Build kitAt around £2,000 the AL Elite represents the entry point into the Superfly 100 range and is built up with hard-working kit that has sailed through the test period. Shimano SLX shifters, XT Shadow rear mech and a M552 triple chainset all worked brilliantly with no attention required. With the 11-36 cassette out back the triple provides a huge raft of ratios, but a 2×10 setup would suit this bike better. Shimano don’t do an affordable 2×10 chainset yet, but the next model up in the Superfly 100 range makes the switch. Triple chainsets just feel a bit dated in this day and age.
Shimano’s SLX brakes are excellent stoppers, really some of the best on the market for this bracket of bike right now in my opinion. The brake levers are a bit on the stubby side but there’s enough power for easy one-finger braking. The knurled dial makes easy lever reach adjustment on the fly. The brakes bedded in quickly and the pads are still showing good life in them yet, and never made a noise.
Bontrager’s Mustang 32-hole wheels are good rollers but I had to switch the Bontrager 29-1 Expert 2.2in tyres after the first ride. I replaced them with a pair of Continental Mountain King 2.2in tyres to provide the sort of traction that the stock tyres just can’t offer on anything but bone-dry trails, and those are rare in this country.
The fact this is a bike aimed at cross country shows in the speccing of a 105mm stem and 690mm bars. I switched them both out for a 60mm stem and 740mm bars, as much for personal preference as anything, but the shorter/wider cockpit really opened up the Superfly 100 on the more exciting trails, and livened up the handling as well.

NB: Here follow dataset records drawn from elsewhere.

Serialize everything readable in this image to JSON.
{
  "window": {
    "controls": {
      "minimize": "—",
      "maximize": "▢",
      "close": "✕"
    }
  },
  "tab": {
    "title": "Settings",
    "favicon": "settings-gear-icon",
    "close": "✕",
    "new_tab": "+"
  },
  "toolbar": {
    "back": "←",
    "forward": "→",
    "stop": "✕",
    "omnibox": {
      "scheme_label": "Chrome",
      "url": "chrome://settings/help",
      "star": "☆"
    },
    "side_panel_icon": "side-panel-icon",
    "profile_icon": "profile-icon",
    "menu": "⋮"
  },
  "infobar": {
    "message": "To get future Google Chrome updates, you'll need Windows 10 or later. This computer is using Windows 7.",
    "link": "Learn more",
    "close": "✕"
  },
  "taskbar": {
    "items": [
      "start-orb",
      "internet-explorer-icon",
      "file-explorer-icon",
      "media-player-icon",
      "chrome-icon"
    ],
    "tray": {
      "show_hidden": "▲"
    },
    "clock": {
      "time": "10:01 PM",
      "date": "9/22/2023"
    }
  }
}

VerdictSuper quick and adept at tackling trails at blistering speed, the Superfly 100 lives up to the bill of being a rapid cross country bike. It belies its 28lb weight with decent speed on the climbs and the excellent suspension helps to cover ground fast. Gary Fisher has been designing 29ers longer than most and that shows in the Superfly 100, it’s a very accomplished bike. But it is its playfulness and handling that makes it a very adept and entertaining trail bike for those who just like to enjoy a weekend blast and want to have fun. It’s very similar in nature to the Specialized Camber, but the Superfly 100 just edges ahead.